"Fukasawa has designed furniture, appliances, and a wide range of everyday objects. When we ask how he now sees the smartphone in our lives, and whether it feels closer to a tool or to a companion, he does not answer with a metaphor about friendship or dependence. He goes straight to something more concrete, which is size, and explains that mobile phones kept shrinking until they reached the smallest form that people could still use comfortably, then stopped."
"Once that size is fixed, the phone stops being just an efficient tool and, because we always carry it, becomes part of daily life. As new functions and applications accumulate, the phone becomes more than a neutral object. It starts to feel like something that responds to you, and something you relate to on an emotional level as well as a functional one."

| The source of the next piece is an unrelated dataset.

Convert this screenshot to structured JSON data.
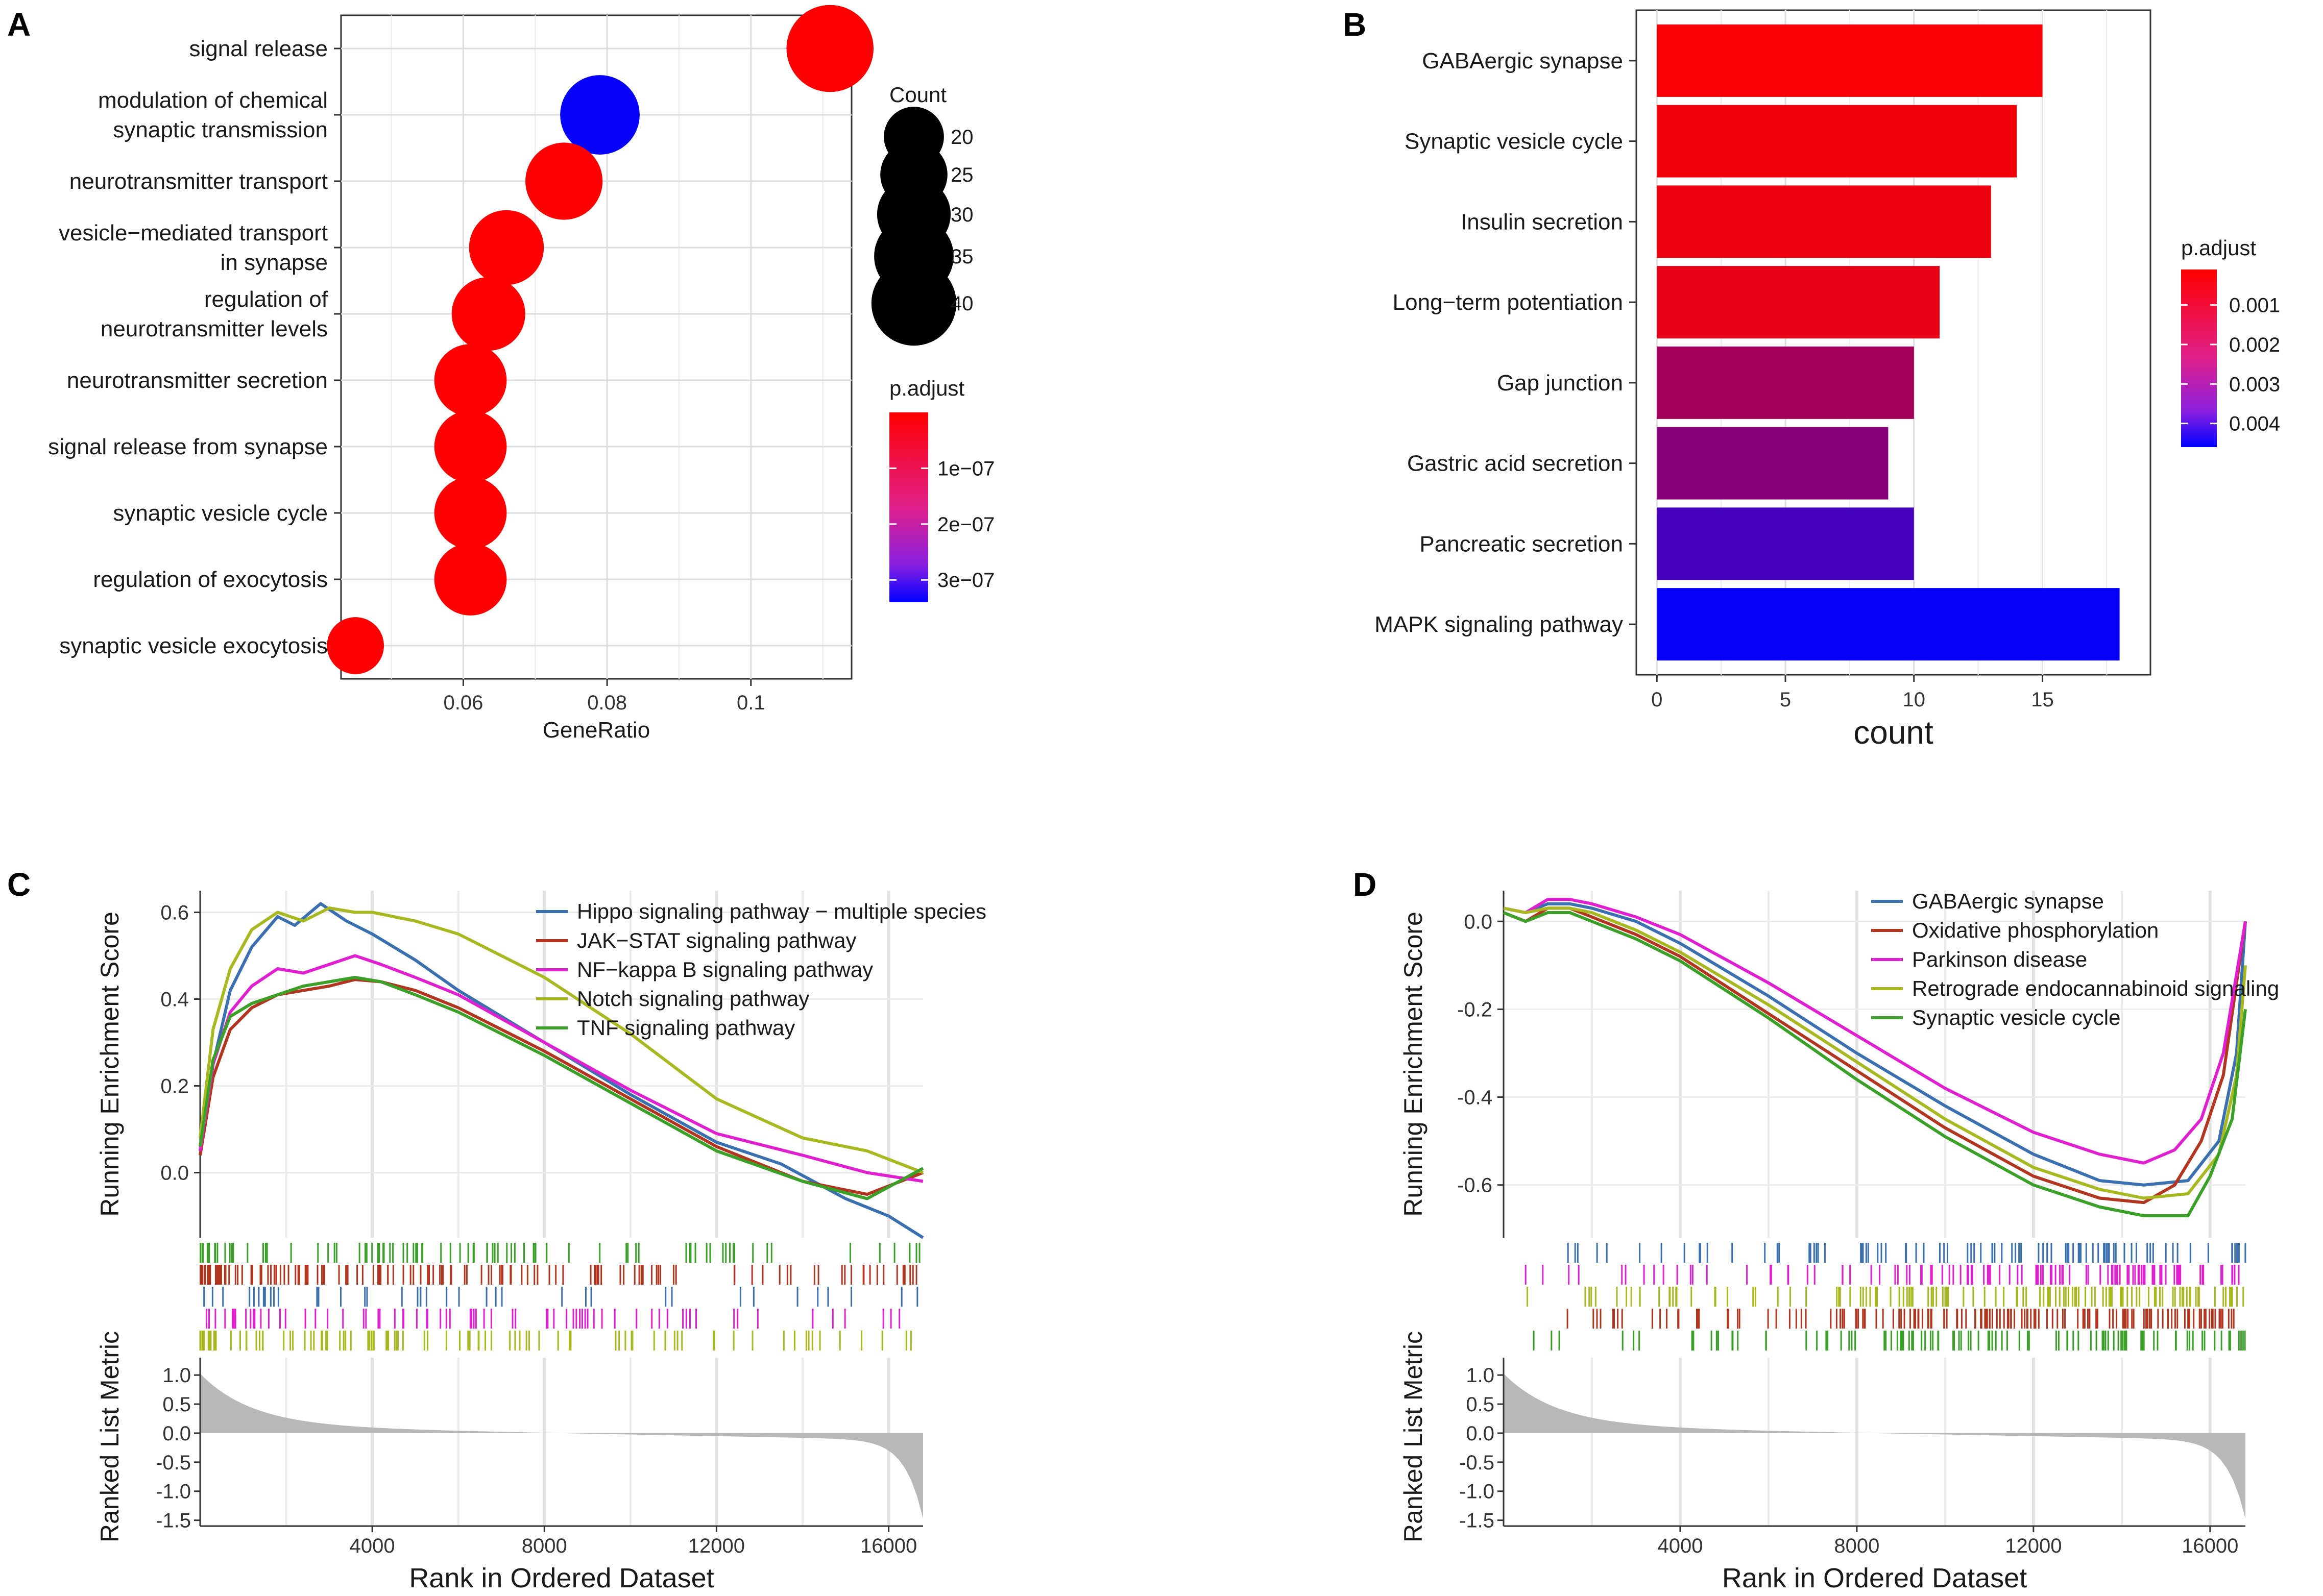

Naoto Fukasawa and realme's fifth collaboration, the realme 16 Pro Master Edition, applies an Urban Wild Design that pairs a softly textured, bio-based back with a mirror-polished camera island and frame. Past Master Editions used concrete metaphors—onion and garlic for food, concrete and brick for architecture, a suitcase for exploration, and paper for sustainability—while Urban Wild evokes pebble, wheat field, and jewelry. The design reflects the idea that smartphones have reached an optimal handheld footprint, so they shift from pure tools to carried, emotionally connected objects as functions accumulate and phones become more tactile and aesthetic.